Full: http://makeashorterlink.com/?Z52E22A6B
It is understandable why "Guns, Germs and Steel"
might have been appeared as a breath of fresh air when it first appeared, since
it dispenses with ideas of racial superiority. The Europeans overran the Lakota
not because they were racially superior but because they had happened upon
agriculture through the contingencies of history.
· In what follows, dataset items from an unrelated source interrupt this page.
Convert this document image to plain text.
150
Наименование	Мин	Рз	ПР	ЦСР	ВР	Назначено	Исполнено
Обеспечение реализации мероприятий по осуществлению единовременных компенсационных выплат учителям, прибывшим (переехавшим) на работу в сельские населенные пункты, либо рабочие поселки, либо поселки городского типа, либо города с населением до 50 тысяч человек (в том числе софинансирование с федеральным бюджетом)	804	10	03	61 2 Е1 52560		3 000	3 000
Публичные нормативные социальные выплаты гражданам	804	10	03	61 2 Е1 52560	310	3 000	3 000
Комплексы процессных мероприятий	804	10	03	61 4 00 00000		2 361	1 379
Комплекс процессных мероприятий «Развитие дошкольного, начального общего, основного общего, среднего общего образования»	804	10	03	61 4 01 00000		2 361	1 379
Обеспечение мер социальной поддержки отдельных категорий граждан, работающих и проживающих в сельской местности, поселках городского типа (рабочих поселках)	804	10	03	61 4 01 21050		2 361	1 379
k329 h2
The other thing that has some appeal for radicals is
Diamond's seeming affinity for historical materialism. The notion of
agricultural societies superseding more primitive (but communal) societies is
obviously laid out in Engels's "Origins of the
Family, Private Property and the State." Engels writes:
"Horticulture, probably unknown to Asiatic barbarians
of the lower stage, was being practiced by them in the middle stage at the
latest, as the forerunner of agriculture. In the climate of the Turanian plateau, pastoral life is impossible without
supplies of fodder for the long and severe winter. Here, therefore, it was
essential that land should be put under grass and corn cultivated. The same is
true of the steppes north of the Black Sea. But when once corn had been grown for the cattle, it also soon
became food for men. The cultivated land still remained tribal property;
at first it was allotted to the gens, later by the gens to the household communities and finally to
individuals for use. The users may have had certain rights of possession, but
nothing more."
Diamond, who roots for the Papuans
as if they were a losing team, sounds like Engels when he mourns for the more
egalitarian but less technologically advanced Zulus:
"We have seen examples of this courage quite recently
in Africa. The Zulus a few years ago and the Nubians a
few months ago -- both of them tribes in which gentile institutions have not
yet died out -- did what no European army can do. Armed only with lances and
spears, without firearms, under a hail of bullets from the breech-loaders of
the English infantry - acknowledged the best in the world at fighting in close
order -- they advanced right up to the bayonets and more than once threw the
lines into disorder and even broke them, in spite of the enormous inequality of
weapons and in spite of the fact that they have no military service and know
nothing of drill. Their powers of endurance and performance are shown by the complaint
of the English that a Kaffir travels farther and faster in twenty-four hours
than a horse. His smallest muscle stands out hard and firm like whipcord, says
an English painter."
Of course, Diamond departs from Engels on the all-important
question, which is how to recover the egalitarian and democratic essence of
hunting and gathering societies while maintaining the scientific and technical
breakthroughs of all societies that succeeded them.